26.10.2001 bis 7.04.2002

'Ich will keine Marmelade, nicht Werkstätten und Schule, sondern Schule' - so charakterisierte Mies van der Rohe sein Bauhaus-Konzept, als er 1930 zum Direktor ernannt wurde. Alles, was für ihn nicht direkt mit den Zielen der Ausbildung zusammenhing, wurde zurückgedrängt, der Schwerpunkt von der methodischen Entwurfsschulung auf einen ganz auf das Objekt bezogenen Unterricht umgestellt. Daneben trugen die sich rapide wandelnden politischen und wirtschaftlichen Verhältnisse zu den Veränderungen an der Schule bei. Das ursprüngliche Ziel des Bauhauses, den 'großen Bau' in allen seinen Einzelheiten zu gestalten, blieb auch für Mies bestehen.

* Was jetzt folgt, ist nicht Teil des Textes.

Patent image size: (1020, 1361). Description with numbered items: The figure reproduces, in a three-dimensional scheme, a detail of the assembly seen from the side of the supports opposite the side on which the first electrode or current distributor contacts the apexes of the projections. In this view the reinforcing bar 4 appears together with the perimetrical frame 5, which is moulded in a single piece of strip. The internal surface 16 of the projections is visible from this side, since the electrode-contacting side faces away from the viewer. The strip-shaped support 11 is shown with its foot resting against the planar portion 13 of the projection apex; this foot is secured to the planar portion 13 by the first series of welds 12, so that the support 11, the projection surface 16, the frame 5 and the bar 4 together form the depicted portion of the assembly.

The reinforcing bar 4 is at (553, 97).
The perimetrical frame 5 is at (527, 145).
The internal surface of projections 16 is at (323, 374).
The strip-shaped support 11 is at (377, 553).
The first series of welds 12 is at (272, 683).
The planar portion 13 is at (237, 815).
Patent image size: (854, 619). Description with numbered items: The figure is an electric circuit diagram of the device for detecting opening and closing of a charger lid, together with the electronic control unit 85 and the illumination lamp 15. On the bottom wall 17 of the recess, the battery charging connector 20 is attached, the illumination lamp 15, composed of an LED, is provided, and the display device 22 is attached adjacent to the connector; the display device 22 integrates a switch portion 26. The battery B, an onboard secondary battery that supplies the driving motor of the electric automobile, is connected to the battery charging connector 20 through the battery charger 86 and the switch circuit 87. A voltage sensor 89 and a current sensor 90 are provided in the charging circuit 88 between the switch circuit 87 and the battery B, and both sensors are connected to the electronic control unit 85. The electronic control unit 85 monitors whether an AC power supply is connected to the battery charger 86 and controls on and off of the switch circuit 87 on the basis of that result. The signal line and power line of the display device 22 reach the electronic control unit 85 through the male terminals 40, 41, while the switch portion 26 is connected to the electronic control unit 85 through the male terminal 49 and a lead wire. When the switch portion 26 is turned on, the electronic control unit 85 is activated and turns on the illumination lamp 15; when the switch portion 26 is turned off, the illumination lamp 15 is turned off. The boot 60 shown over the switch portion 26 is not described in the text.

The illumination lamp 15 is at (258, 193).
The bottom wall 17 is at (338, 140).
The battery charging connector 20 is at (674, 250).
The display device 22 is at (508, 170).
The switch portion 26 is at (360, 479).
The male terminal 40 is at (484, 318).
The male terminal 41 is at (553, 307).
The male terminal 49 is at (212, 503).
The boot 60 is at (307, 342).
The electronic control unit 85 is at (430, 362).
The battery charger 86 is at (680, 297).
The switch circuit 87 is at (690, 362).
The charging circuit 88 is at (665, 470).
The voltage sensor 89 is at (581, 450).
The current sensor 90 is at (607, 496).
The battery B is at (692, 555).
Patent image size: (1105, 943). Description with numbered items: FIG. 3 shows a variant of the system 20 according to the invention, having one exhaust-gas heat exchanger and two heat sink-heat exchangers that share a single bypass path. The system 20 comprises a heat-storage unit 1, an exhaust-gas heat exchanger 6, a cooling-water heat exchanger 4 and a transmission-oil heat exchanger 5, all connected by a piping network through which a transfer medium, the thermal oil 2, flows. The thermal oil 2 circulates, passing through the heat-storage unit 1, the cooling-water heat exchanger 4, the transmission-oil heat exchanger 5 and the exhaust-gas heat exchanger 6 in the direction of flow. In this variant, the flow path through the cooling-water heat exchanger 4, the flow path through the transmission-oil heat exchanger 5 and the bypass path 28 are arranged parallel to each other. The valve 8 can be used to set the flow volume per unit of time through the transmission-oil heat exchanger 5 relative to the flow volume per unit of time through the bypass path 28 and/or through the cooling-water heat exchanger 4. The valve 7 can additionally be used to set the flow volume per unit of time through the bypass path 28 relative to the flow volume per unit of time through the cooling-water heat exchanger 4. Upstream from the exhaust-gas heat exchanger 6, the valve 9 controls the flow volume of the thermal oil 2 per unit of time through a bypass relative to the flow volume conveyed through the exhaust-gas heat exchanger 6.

Der Austausch des Direktors war mehr als ein Wechsel in der Leitung, er bedeutete eine Neustrukturierung der Schule, bei der das Studium gestrafft wurde und die Architekturausbildung stärkeres Gewicht erhielt. Diese war jetzt zweigeteilt: einerseits in Wohnungs- und Städtebaustudien bei Ludwig Hilberseimer, der mit den Studierenden neue städtebauliche Konzepte erarbeitete. Den Gegenpol bildete das von Mies selbst geleitete Seminar. Speziell für den Unterricht entwickelte er das Hofhaus als ideales Anschauungsobjekt, um den Studenten sein sehr differenziertes Verständnis von Material, Raum und Natur näherzubringen. Diese Häuser sollten nicht nur 'funktionieren', ihre Ausarbeitung unter ästhetischen Aspekten war für ihn gleichrangig.

Die Ausstellung zeigt Exponate aus allen Lehrbereichen des Bauhauses nach 1930. Die Zeitumstände werden anhand von vielfältigen Materialien wie Presseausschnitten und Fotos dokumentiert. Im Mittelpunkt stehen dabei die großformatigen Zeichnungen aus dem Architekturunterricht mit ihrer ausgefeilten Präsentationstechnik.

Zur Ausstellung erschien ein Katalog.